2003 Seattle Annual Meeting (November 2–5, 2003)

Paper No. 11
Presentation Time: 1:30 PM-5:30 PM

INTERDISCIPLINARY WATERSHED STUDIES AT THE COLLEGE OF WILLIAM AND MARY


CHAMBERS, Randolph M., HANCOCK, Gregory S., HICKS, Robert L., ROBERTS, J. Timmons and RUSSELL, Timothy M., W.M. Keck Environmental Field Laboratory, College of William and Mary, Wake Drive, Williamsburg, VA 23187, rmcham@wm.edu

2003 marks the first year of an interdisciplinary summer internship program to study watersheds at the College of William and Mary. Funding is from the National Science Foundation's Research Experience for Undergraduates (REU) program. Each year we select 10 undergraduates from across the country to participate in student research projects mentored by faculty in environmental geology, biology, sociology and economics. The cohort of students works with W&M faculty mentors to determine the impacts of changing watershed land use in scientific and socio-economic contexts. Students complete research projects on the 16-ha Lake Matoaka (the oldest man-made impoundment in Virginia) and in streams and associated uplands of the southeastern coastal plain of Virginia. Investigations of current hydrogeologic and ecological status are completed by determining stream discharge characteristics and responses to storm flows, spatial variation in water quality, lake-wide budgets for water, sediment and nutrients, and population/community structure in aquatic and terrestrial portions of the watersheds.
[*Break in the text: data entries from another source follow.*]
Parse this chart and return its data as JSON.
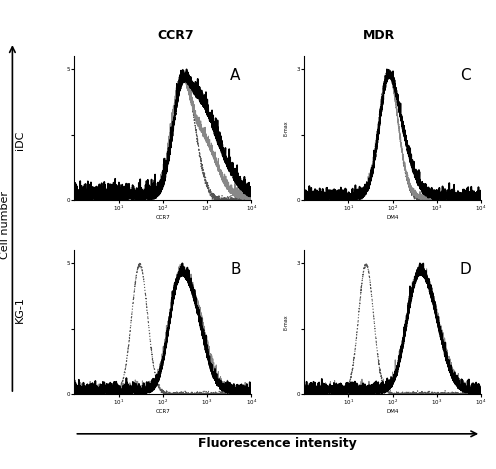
{
  "title_top_left": "CCR7",
  "title_top_right": "MDR",
  "label_left_top": "iDC",
  "label_left_bottom": "KG-1",
  "panel_labels": [
    "A",
    "B",
    "C",
    "D"
  ],
  "xlabel": "Fluorescence intensity",
  "ylabel": "Cell number",
  "background_color": "#ffffff",
  "text_color": "#000000",
  "seed": 42
}
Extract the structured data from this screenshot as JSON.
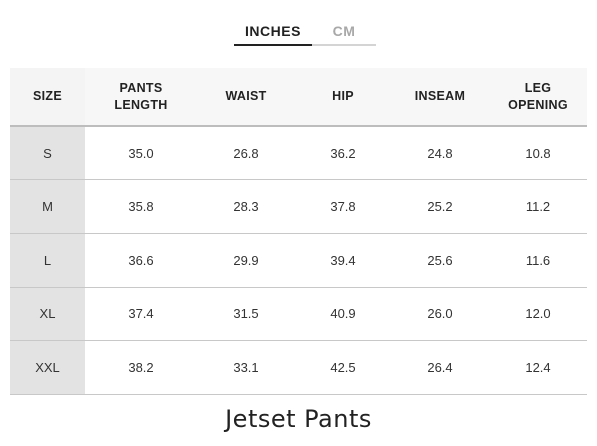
{
  "unit_tabs": {
    "active": "INCHES",
    "inactive": "CM"
  },
  "table": {
    "headers": [
      "SIZE",
      "PANTS\nLENGTH",
      "WAIST",
      "HIP",
      "INSEAM",
      "LEG\nOPENING"
    ],
    "header_lines": [
      [
        "SIZE"
      ],
      [
        "PANTS",
        "LENGTH"
      ],
      [
        "WAIST"
      ],
      [
        "HIP"
      ],
      [
        "INSEAM"
      ],
      [
        "LEG",
        "OPENING"
      ]
    ],
    "rows": [
      [
        "S",
        "35.0",
        "26.8",
        "36.2",
        "24.8",
        "10.8"
      ],
      [
        "M",
        "35.8",
        "28.3",
        "37.8",
        "25.2",
        "11.2"
      ],
      [
        "L",
        "36.6",
        "29.9",
        "39.4",
        "25.6",
        "11.6"
      ],
      [
        "XL",
        "37.4",
        "31.5",
        "40.9",
        "26.0",
        "12.0"
      ],
      [
        "XXL",
        "38.2",
        "33.1",
        "42.5",
        "26.4",
        "12.4"
      ]
    ]
  },
  "product": {
    "title": "Jetset Pants"
  }
}
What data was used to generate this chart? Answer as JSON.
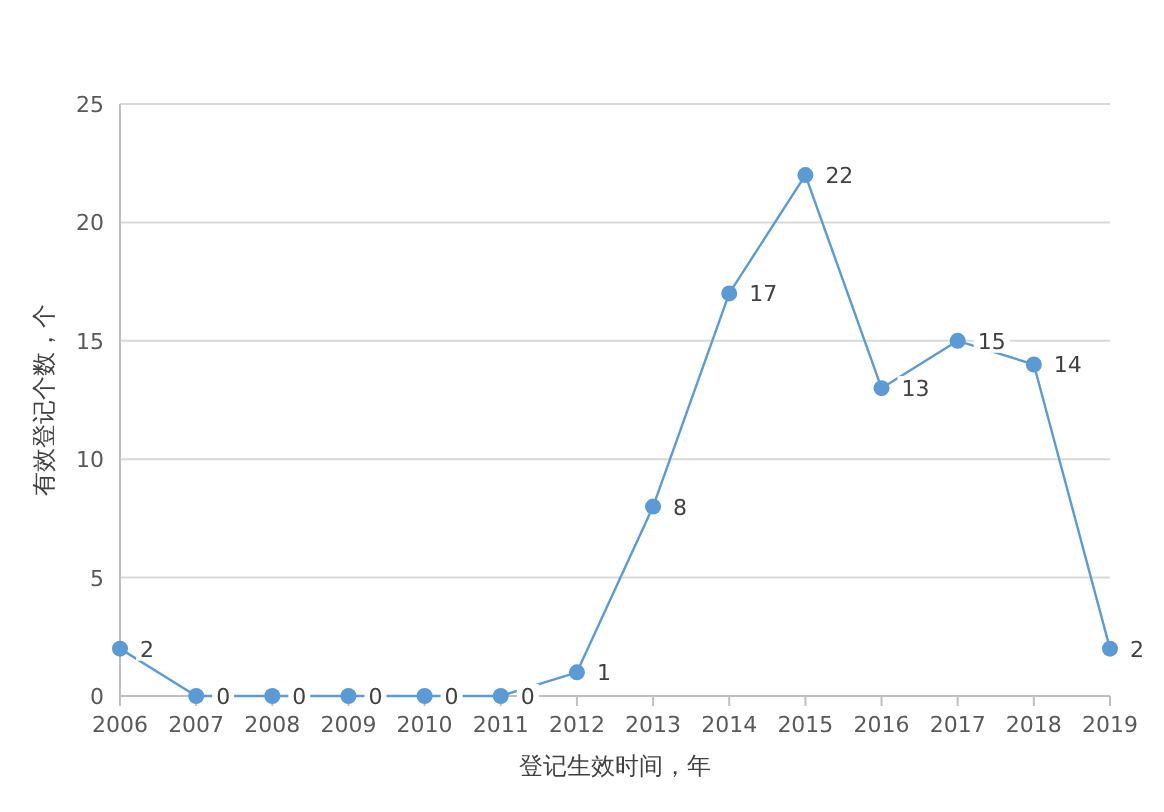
{
  "chart_data": {
    "type": "line",
    "xlabel": "登记生效时间，年",
    "ylabel": "有效登记个数，个",
    "categories": [
      "2006",
      "2007",
      "2008",
      "2009",
      "2010",
      "2011",
      "2012",
      "2013",
      "2014",
      "2015",
      "2016",
      "2017",
      "2018",
      "2019"
    ],
    "values": [
      2,
      0,
      0,
      0,
      0,
      0,
      1,
      8,
      17,
      22,
      13,
      15,
      14,
      2
    ],
    "color": "#5b9bd5",
    "ylim": [
      0,
      25
    ],
    "yticks": [
      0,
      5,
      10,
      15,
      20,
      25
    ],
    "grid": "y",
    "marker": "circle",
    "line_style": "solid",
    "data_labels": true
  }
}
Because the status of watershed systems is the result of historical changes in land use, sociologic and economic examinations of residents' perception of development, environmental protection and water and property rights are used to determine the current direction and strength of population and market forcing functions. Access to a richly detailed history of the Colonial Williamsburg region allows us to develop a timeline of changes in watershed land use as a context for analysis of watershed structure and function.